# Driving an Ambulance



## emt seeking first job (May 16, 2011)

What was the hardest part for you to overcome ?

For me it was the fact I can not look at the back, regardless of the curved mirrors and back-up camera. Also, I need to make wider right turns.

What were the hurdles, if any for you ?

Also, what do you see others do wrong ?

I see too many people follow too close, and sort of lump lights and siren with getting on everyone's tail, swerving around obstacles. Some people I see never get it that you can use lights and siren to clear a path, yet, keep a space cushion and give other vehicles a moment to get out of your way.


----------



## ArcticKat (May 16, 2011)

One common error I see is that my drivers don't realise they are driving a vehicle significantly wider in the back than in the front and I often catch them drifting the rear across the centre line even though the cab of the ambulance is well within our lane.


----------



## adamjh3 (May 16, 2011)

Some people get so nervous and drive so carefully to the point of it being unsafe. Taking a solid two minutes to back out of a driveway while I'm standing in traffic to back you? Yeah...


----------



## MrBrown (May 16, 2011)

Brown whole heartedly believes that driving is the most dangerous part of the job of an Ambulance Officer meaning they must be a thoroughly capable, skilled and professional driver.

Hardest part to overcome? The damn 40 hour logbook requirement, i.e. 40 hours of driving after passing the pre-course test and classroom/practical assessments  before being allowed to take the practical assessment for p1 driving.

40 hours sure comes slow when its built in 10 and 15 minute blocks


----------



## emt seeking first job (May 16, 2011)

adamjh3 said:


> Some people get so nervous and drive so carefully to the point of it being unsafe. Taking a solid two minutes to back out of a driveway while I'm standing in traffic to back you? Yeah...



I teach passenger car driving professionally. 

I would recommend taking the person to an empty lot to back up first, let them drive around forwards a bit before backing out into traffic or into a bay.

That would build up confidence a bit and lessen chance of the person freezing up.


----------



## HotelCo (May 16, 2011)

When I first started, it was odd using the mirrors instead of turning my head to look to see if the lane was clear. Now, its just normal.


----------



## emt seeking first job (May 16, 2011)

HotelCo said:


> When I first started, it was odd using the mirrors instead of turning my head to look to see if the lane was clear. Now, its just normal.



I have many passenger car students that dont do that. Many people do not.

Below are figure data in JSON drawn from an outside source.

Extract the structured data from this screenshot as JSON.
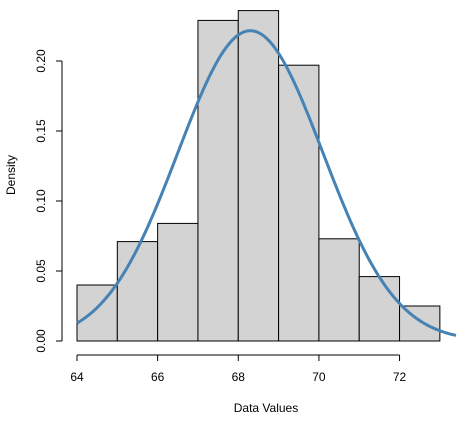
{
  "chart_data": {
    "type": "bar",
    "subtype": "histogram",
    "xlabel": "Data Values",
    "ylabel": "Density",
    "xlim": [
      64,
      73.4
    ],
    "ylim": [
      0,
      0.24
    ],
    "x_ticks": [
      64,
      66,
      68,
      70,
      72
    ],
    "y_ticks": [
      "0.00",
      "0.05",
      "0.10",
      "0.15",
      "0.20"
    ],
    "bins": [
      {
        "start": 64,
        "end": 65,
        "density": 0.04
      },
      {
        "start": 65,
        "end": 66,
        "density": 0.071
      },
      {
        "start": 66,
        "end": 67,
        "density": 0.084
      },
      {
        "start": 67,
        "end": 68,
        "density": 0.229
      },
      {
        "start": 68,
        "end": 69,
        "density": 0.236
      },
      {
        "start": 69,
        "end": 70,
        "density": 0.197
      },
      {
        "start": 70,
        "end": 71,
        "density": 0.073
      },
      {
        "start": 71,
        "end": 72,
        "density": 0.046
      },
      {
        "start": 72,
        "end": 73,
        "density": 0.025
      }
    ],
    "density_curve": {
      "distribution": "normal",
      "mean": 68.3,
      "sd": 1.8,
      "color": "#4682b4"
    },
    "bar_fill": "#d3d3d3",
    "grid": false
  }
}
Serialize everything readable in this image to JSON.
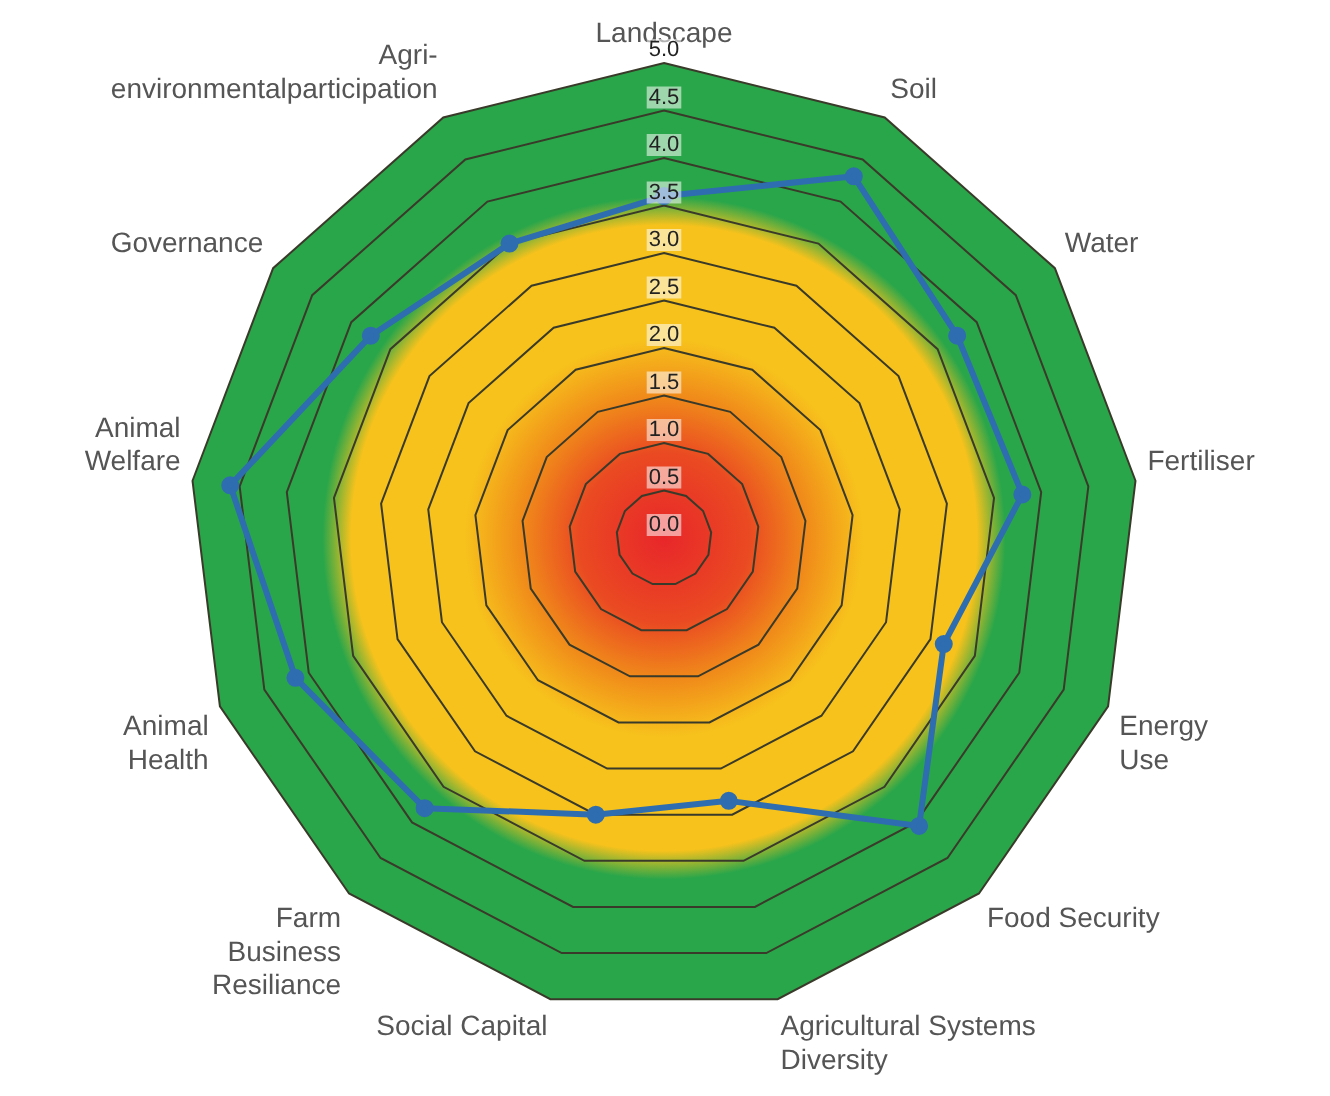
{
  "chart_data": {
    "type": "radar",
    "categories": [
      "Landscape",
      "Soil",
      "Water",
      "Fertiliser",
      "Energy\nUse",
      "Food Security",
      "Agricultural Systems\nDiversity",
      "Social Capital",
      "Farm\nBusiness\nResiliance",
      "Animal\nHealth",
      "Animal\nWelfare",
      "Governance",
      "Agri-\nenvironmentalparticipation"
    ],
    "series": [
      {
        "color": "#2e6db0",
        "values": [
          3.6,
          4.3,
          3.75,
          3.8,
          3.15,
          4.05,
          2.85,
          3.0,
          3.8,
          4.15,
          4.6,
          3.75,
          3.5
        ]
      }
    ],
    "ylim": [
      0,
      5
    ],
    "yticks": [
      {
        "value": 0,
        "label": "0.0"
      },
      {
        "value": 0.5,
        "label": "0.5"
      },
      {
        "value": 1,
        "label": "1.0"
      },
      {
        "value": 1.5,
        "label": "1.5"
      },
      {
        "value": 2,
        "label": "2.0"
      },
      {
        "value": 2.5,
        "label": "2.5"
      },
      {
        "value": 3,
        "label": "3.0"
      },
      {
        "value": 3.5,
        "label": "3.5"
      },
      {
        "value": 4,
        "label": "4.0"
      },
      {
        "value": 4.5,
        "label": "4.5"
      },
      {
        "value": 5,
        "label": "5.0"
      }
    ],
    "grid": true,
    "marker": "circle",
    "legend": false
  }
}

I just grew up doing it.

One thing I got from the CEVO class was leaning forward in the seat to get a better view in the mirror.


----------



## Pneumothorax (May 16, 2011)

running people over thinking they are speed bumps...

jokinnnnnng!


----------



## the_negro_puppy (May 16, 2011)

Having to constantly put myself and the public in danger driving lights and sirens to patients who are neither time nor transport critical.

Having to deal with morons on the road who have no idea what do when there is an emergency vehicle running lights and sirens near them.


----------



## medicstudent101 (May 16, 2011)

the_negro_puppy said:


> Having to constantly put myself and the public in danger driving lights and sirens to patients who are neither time nor transport critical.
> 
> Having to deal with morons on the road who have no idea what do when there is an emergency vehicle running lights and sirens near them.



Although I happen to agree. Lets be real though, It's fun. It's why 80% of us got into EMS.


----------



## emt seeking first job (May 16, 2011)

the_negro_puppy said:


> Having to constantly put myself and the public in danger driving lights and sirens to patients who are neither time nor transport critical.



Don't you have the option of holding back a bit ?

Reagrdless of the situtation, we are still accountable for any crashes.


----------



## HotelCo (May 16, 2011)

emt seeking first job said:


> Don't you have the option of holding back a bit ?
> 
> Reagrdless of the situtation, we are still accountable for any crashes.



Drunk driver slams into you while you're stopped at a red light. EMT/Paramedic's fault? Nope.


----------



## emt seeking first job (May 16, 2011)

HotelCo said:


> Drunk driver slams into you while you're stopped at a red light. EMT/Paramedic's fault? Nope.



When the other vehicle crashes into us from the rear, that would be the exception.


----------



## the_negro_puppy (May 17, 2011)

medicstudent101 said:


> Although I happen to agree. Lets be real though, It's fun. It's why 80% of us got into EMS.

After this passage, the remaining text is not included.